I mean, we've had tooling like fuzzers available for a very long time, and most devs haven't run one against their software ever, let alone before each release.

It's the human factor I think will keep this a problem essentially-forever.

LLMs are finding bugs where there aren't any and wasting human time trying to disprove the slop.

If all LLM reports were accurate, they'd be of any value. However, that's not what is happening. If you have even mentioned something about a bug bounty anywhere, waves of slop peddlers will flood you with fake reports marking every minor bug as a critical problem, hoping to catch a handful of dollars in the process.

These models do find some problems and may even provide decent suggestions to fix them (though they really want to add code above anything else, quickly leading to spaghetti if you accept it all). That's not the issue at the moment, and as long as people try to incentivize people to report bugs, the issue will remain.

I do expect this to be temporary, though. Not because LLMs will fix all the bugs, but because the flood of slop will shut down most public bug bounties.

thats is definitely NOT what the article says.

Are you making a counterpoint that the reports are so good and must all be addresses, but the problem is "llm finding all the bugs" so fast us poor slow humana cannot keep up?

because if so, i suggest you write a new article.

> Once most of the bugs are fixed

my brother in christ, I hope you're actually trying to be funny here.

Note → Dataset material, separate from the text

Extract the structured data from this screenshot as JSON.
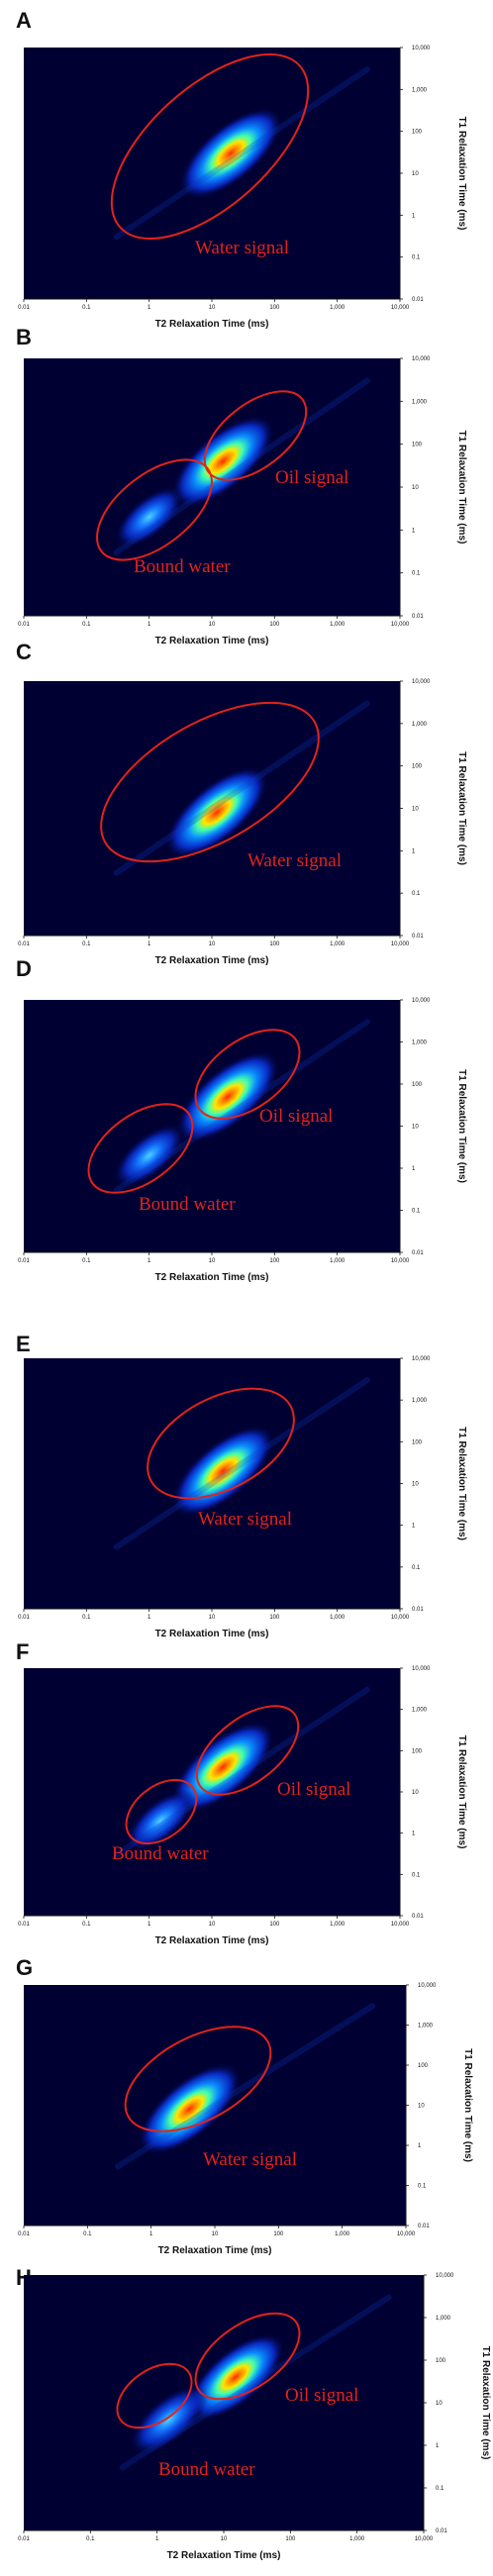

99 little bugs in the code

99 little bugs

take one down, patch it around

105 little bugs in the code...

Lol you think LLMs are generating bug free code?

I never said that. I said they are good at helping fix them. Go read the bug reports on firefox, or Safari, or Chrome. Most of them have a fix. It might be wrong but it usually points in the right direction, which is a 1000x more than nearly all human bug reports. So, the LLM helps. which is all I stated.